Signet Ring Cell Colorectal and Appendiceal Cancer: A Small Signet Ring Cell Component Is Also Associated with Poor Outcome

Abstract

Background: Colorectal signet ring cell (SRC) carcinoma with ≥50% SRCs (SRC ≥ 50) has a poor prognosis, but the prognostic role of SRCs < 50% (SRC < 50) is unclear. The aim of this study was to provide a clinicopathological characterization of SRC colorectal and appendiceal tumours and analyse the importance of the SRC component size.

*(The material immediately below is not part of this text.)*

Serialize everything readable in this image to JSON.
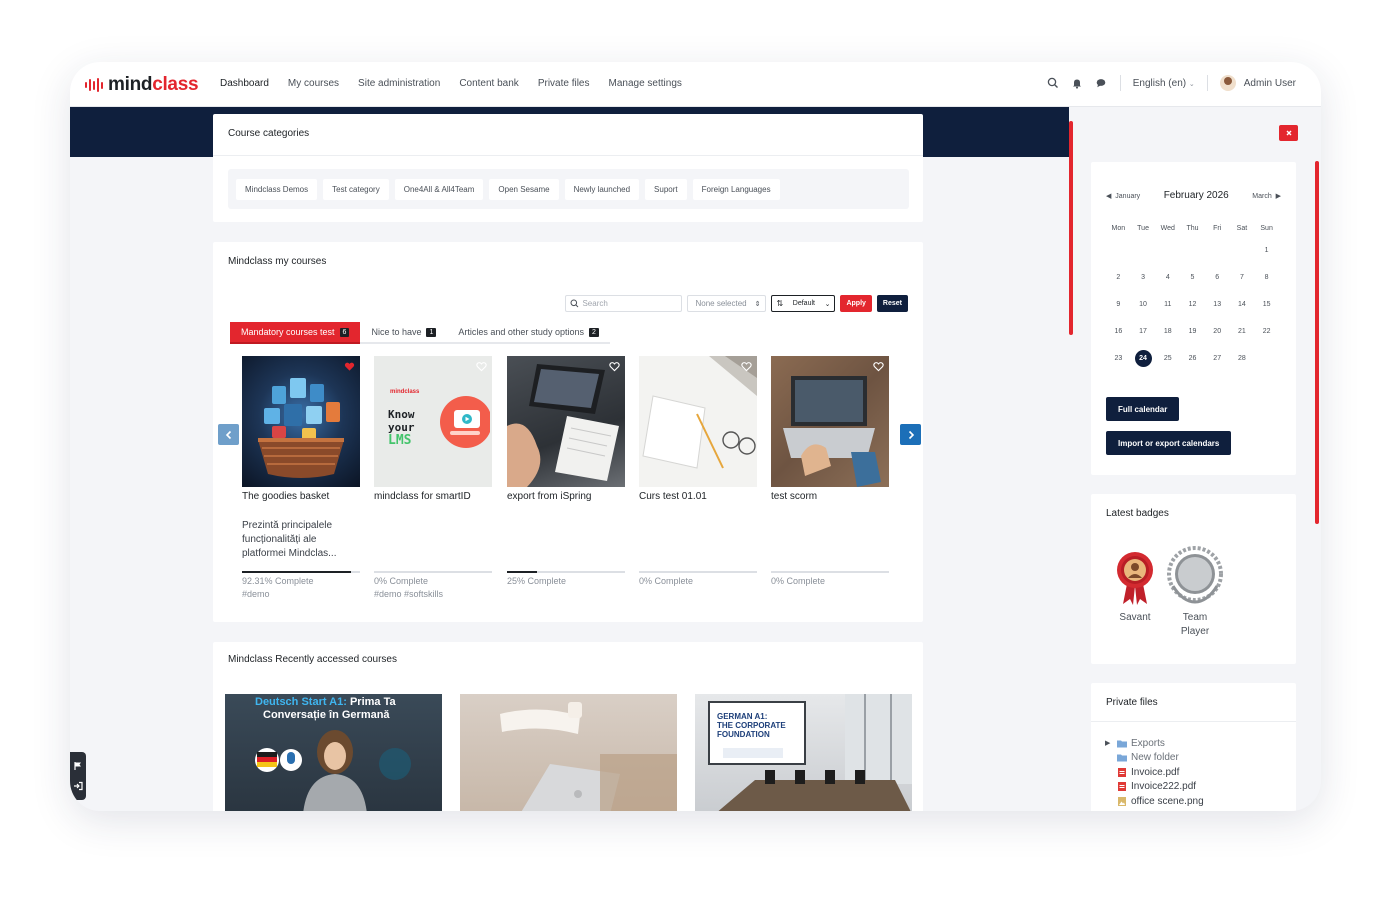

Methods: All patients in the Swedish Colorectal Cancer Registry diagnosed with colorectal or appendiceal cancer in 2009-2020 at Uppsala University Hospital, Sweden, were included. The SRCs were verified, and the components estimated by a gastrointestinal pathologist.

Results: Of the 2229 colorectal cancers, 51 (2.3%) had SRCs, with a median component size of 30% (interquartile range of 12.5-40) and 10 (0.45%) had SRC ≥ 50. The SRC tumours were primarily localized in the right colon (59%) and appendix (16%). No patients with SRCs had stage I disease, and 26 (51%) had stage IV, of whom, 18 (69%) had peritoneal metastases. The SRC tumours were often high grade with perineural and vascular invasion. The 5-year overall survival (OS) rate for patients with SRC ≥ 50 were 20% (95% confidence interval (CI) 6-70), for SRC < 50, 39% (95% CI 24-61); and for non-SRCs, 55% (95% CI 55-60). Among the patients with SRC < 50 and <50% extracellular mucin, the 5-year OS was 34% (95% CI 19-61), while those with ≥50% extracellular mucin had an OS of 50% (95% CI 25-99). The 5-year recurrence-free survival rates were 51% (95% CI 13-83) for patients with SRC tumours, as compared to 83% (95% CI 77-89) and 81% (95% CI 79-84) for mucinous and non-mucinous adenocarcinoma, respectively.

Conclusions: The presence of SRCs was strongly associated with aggressive clinicopathological features, peritoneal metastases, and poor prognosis, also when they make up <50% of a tumour.

Keywords: appendiceal cancer; colorectal cancer; peritoneal metastases; signet ring cells.

Figure 1

Scatterplot of signet ring cell component (%) and extracellular mucin component (%) in colorectal and appendiceal cancer (n = 51). Group 1 ≥ 50% signet ring cells, any extracellular mucin component; Group 2 ≤ 50% signet ring cells, <50% extracellular mucin; Group 3 ≤ 50% signet ring cells, ≥50% extracellular mucin.

Figure 2

The primary tumour localization of signet ring cell colorectal and appendiceal cancer. Colours represent histopathological characteristics of the primary tumour (signet ring cell component or extracellular mucin component). In four patients, the exact localization of the primary tumour was unknown.

Figure 3

The sites of synchronous metastases in patients with stage IV colorectal and appendiceal cancer, separated into signet ring cell tumours (n = 26) and non-signet ring cell tumours (n = 515). The colour grading indicates if patients had one or multiple sites of metastases. In cases of multiple sites, the patient was included in two or more sites.

Figure 4

(a) Overall survival (OS) for patients with signet ring cell tumours and non-signet ring cell tumours. (b) OS in patients with adenocarcinoma (AC), mucinous adenocarcinoma (MAC), and signet ring cell tumours. Only patients with information on extracellular mucin were included. (c) OS in patients with adenocarcinoma (AC), mucinous adenocarcinoma (MAC), and signet ring cells ≥50% or <50% of the tumour tissue. (d) Signet ring cell tumour patients separated based on the extent of signet ring cells and extracellular mucin: Group 1 ≥ 50% signet ring cells, any extracellular mucin component; Group 2 ≤ 50% signet ring cells, <50% extracellular mucin; Group 3 ≤ 50% signet ring cells, ≥50% extracellular mucin.

Figure 5

(a) Recurrence-free survival in patients with adenocarcinoma (AC), mucinous adenocarcinoma (MAC), and signet ring cell tumours. Only patients with information on extracellular mucin were included. (b) Patients with signet ring cell tumours were categorized based on signet ring cells comprising ≥50% or <50% of the tumour tissue.